My name has meaning for me. Early on, I started to go by Kimber instead of Kim, Kimmy, or Kimberly. It was important to me to be slightly different, and Kimber has always fit me as a name really well. I kept my last name when I married. No hyphen, no compromise. In my thinking, I had been that name my whole life--why would my identity change as an adult just because I was marrying? It felt really important to keep my name. So, while Shakespeare may claim "A rose by any other name would smell as sweet," that has not been my experience with naming.
Names are powerful, and have been from the very beginning. Adam named the animals, and by doing so he was able to capture their uniqueness, their strengths. In Judaism, our Hebrew names are a call to our soul. They are used for religious and ritual purposes, and capture the inner-essence of our being. We are often named for someone in the family whose strengths our parents want to pass on to us.
There is a precedent for taking a new name in Judaism. Most notably, Abraham, Sarah and Jacob all received new names and received them directly from G-d. Sometimes those recovering from illness will take a new name, like taking the name Chaim which means life. It is thought that one’s destiny or fortune can be changed by a new name.
Fast forward to today. I already have a Hebrew name. However, although I find it to be a striking name, I have always felt it did not quite fit on me the way I wanted. Ayelet-HaShachar אַיֶּלֶת הַשַּׁחַר It means morning star. In a sense, it is a random name. There is no relative whose great qualities are being passed on, there is no real reason it became mine. It was picked because I had to have a name, and it had a beautiful meaning and sound, and it was two names in one. That being said, I have had no negative experience with this name and often if asked what my Hebrew name is, I receive compliments on it.
Still, there is a part of me that has wanted to take a new Hebrew name, and to have it signify the great growth that has taken place in me, and to acknowledge the direction my heart. As many of you know, I have struggled with my Judaism, my expression of it, my sense of balance. Never have I struggled in my love of Judaism, my commitment to Judaism -- just in the sense of "where do I belong." I always have felt like it needed defining. The truth of the matter is this: I am all over the place. From the secular to the Chassidism, there is something relevant and meaningful to me.
When I turned 41, though, something in me clicked. “Where do I belong” felt finalized inside of me. I felt it was time to make the outside and the inside become reflections of each other, and that I could not spend one more second dwelling in the realm of inauthenticity. This is the me I am. Right here. Committed to Halacha. Committed to egalitarianism in theory even if I don't feel personally compelled to participate in that way. Committed to bettering myself. Committed to authenticity here and now, as I am, where I am, no questions, no doubts. And for this -- this epiphany or breakthrough in the illusion of life, or whatever you want to call it -- for this I have decided to take a new name.

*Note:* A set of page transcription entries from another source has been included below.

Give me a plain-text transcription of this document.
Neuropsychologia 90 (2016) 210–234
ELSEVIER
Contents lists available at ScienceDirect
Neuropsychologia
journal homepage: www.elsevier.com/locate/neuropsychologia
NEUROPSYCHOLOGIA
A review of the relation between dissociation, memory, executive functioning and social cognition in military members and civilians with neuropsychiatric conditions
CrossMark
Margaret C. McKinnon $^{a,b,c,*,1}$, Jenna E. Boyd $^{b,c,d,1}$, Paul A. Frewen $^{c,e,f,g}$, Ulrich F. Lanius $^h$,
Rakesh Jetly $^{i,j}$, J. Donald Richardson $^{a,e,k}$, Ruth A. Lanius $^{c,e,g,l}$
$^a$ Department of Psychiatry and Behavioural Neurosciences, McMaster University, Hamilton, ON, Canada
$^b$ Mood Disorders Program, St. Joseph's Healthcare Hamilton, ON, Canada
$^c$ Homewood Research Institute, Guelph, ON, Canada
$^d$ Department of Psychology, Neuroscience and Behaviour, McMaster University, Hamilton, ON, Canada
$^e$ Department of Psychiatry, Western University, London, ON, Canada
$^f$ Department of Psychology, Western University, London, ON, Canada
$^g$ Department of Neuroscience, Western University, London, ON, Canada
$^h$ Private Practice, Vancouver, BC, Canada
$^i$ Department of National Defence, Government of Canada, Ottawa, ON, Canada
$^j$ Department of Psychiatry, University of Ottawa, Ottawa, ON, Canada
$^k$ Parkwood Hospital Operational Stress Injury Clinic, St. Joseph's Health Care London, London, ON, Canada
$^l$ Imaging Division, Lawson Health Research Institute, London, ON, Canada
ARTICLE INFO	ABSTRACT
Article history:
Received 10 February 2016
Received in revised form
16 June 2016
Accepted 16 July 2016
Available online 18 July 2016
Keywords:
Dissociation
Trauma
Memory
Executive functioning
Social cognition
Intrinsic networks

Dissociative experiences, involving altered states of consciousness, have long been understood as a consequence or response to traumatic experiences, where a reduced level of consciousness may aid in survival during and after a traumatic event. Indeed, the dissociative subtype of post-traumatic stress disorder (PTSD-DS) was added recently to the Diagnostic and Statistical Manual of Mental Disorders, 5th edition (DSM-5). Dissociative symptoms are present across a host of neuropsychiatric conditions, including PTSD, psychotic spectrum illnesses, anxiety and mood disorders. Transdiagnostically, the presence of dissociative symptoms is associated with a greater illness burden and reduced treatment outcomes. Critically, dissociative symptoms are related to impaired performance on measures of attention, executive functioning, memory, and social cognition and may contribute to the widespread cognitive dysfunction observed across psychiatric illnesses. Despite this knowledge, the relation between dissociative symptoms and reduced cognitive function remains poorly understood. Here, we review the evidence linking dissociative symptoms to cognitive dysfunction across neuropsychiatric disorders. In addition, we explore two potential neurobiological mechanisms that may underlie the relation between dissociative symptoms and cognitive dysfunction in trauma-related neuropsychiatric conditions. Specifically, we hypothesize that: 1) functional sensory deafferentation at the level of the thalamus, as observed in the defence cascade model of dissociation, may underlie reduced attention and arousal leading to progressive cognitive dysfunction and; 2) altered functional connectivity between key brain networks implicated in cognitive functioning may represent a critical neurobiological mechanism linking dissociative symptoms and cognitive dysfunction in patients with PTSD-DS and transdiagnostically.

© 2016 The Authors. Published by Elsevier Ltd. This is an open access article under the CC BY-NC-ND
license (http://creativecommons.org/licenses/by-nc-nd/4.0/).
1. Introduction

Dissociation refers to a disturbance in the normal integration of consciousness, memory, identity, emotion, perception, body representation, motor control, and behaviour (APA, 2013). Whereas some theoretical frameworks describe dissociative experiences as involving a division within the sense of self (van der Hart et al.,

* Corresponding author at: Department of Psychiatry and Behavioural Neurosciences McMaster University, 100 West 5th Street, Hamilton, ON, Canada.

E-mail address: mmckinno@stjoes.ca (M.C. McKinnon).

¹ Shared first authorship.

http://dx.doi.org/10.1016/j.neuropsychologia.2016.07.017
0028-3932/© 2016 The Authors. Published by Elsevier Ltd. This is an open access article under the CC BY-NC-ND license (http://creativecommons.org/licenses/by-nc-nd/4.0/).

The place: Israel. Under the direction of my rabbi and spiritual guide, Rabbi Carnie Rose, I will take on a new Hebrew name to signify this. Rabbi Rose has been and continues to be the most present, available, concerned and inspiring Rabbi in my life. Any others who are in Israel that would like to participate in marking this transition with me are welcomed to join us. Right now, Rachael, Marvin (Yisrael Moshe) and Oshrat will be present to help me celebrate and commemorate this moment in time.
Since naming is powerful, life-changing, and will significantly mark a transition for me, I want to make sure that I have the name I am supposed to have. Okay, sure, call me a romantic. I believe my name is out there and it just needs to be pulled to the forefront to be in harmony with my soul. I am almost sure of what the first part of the name will be, and it begins with the same sound as my current English first name. Some of you already know the name I am considering. I will post it after it has been officially declared. In the meantime, if you feel a strong sense of what that name is, should or could be, please post in the comments section of this blog (below) or email me privately.
I am very much looking forward to being in Israel, and am equally excited about my body and soul connecting with kavanah through declaring a new name!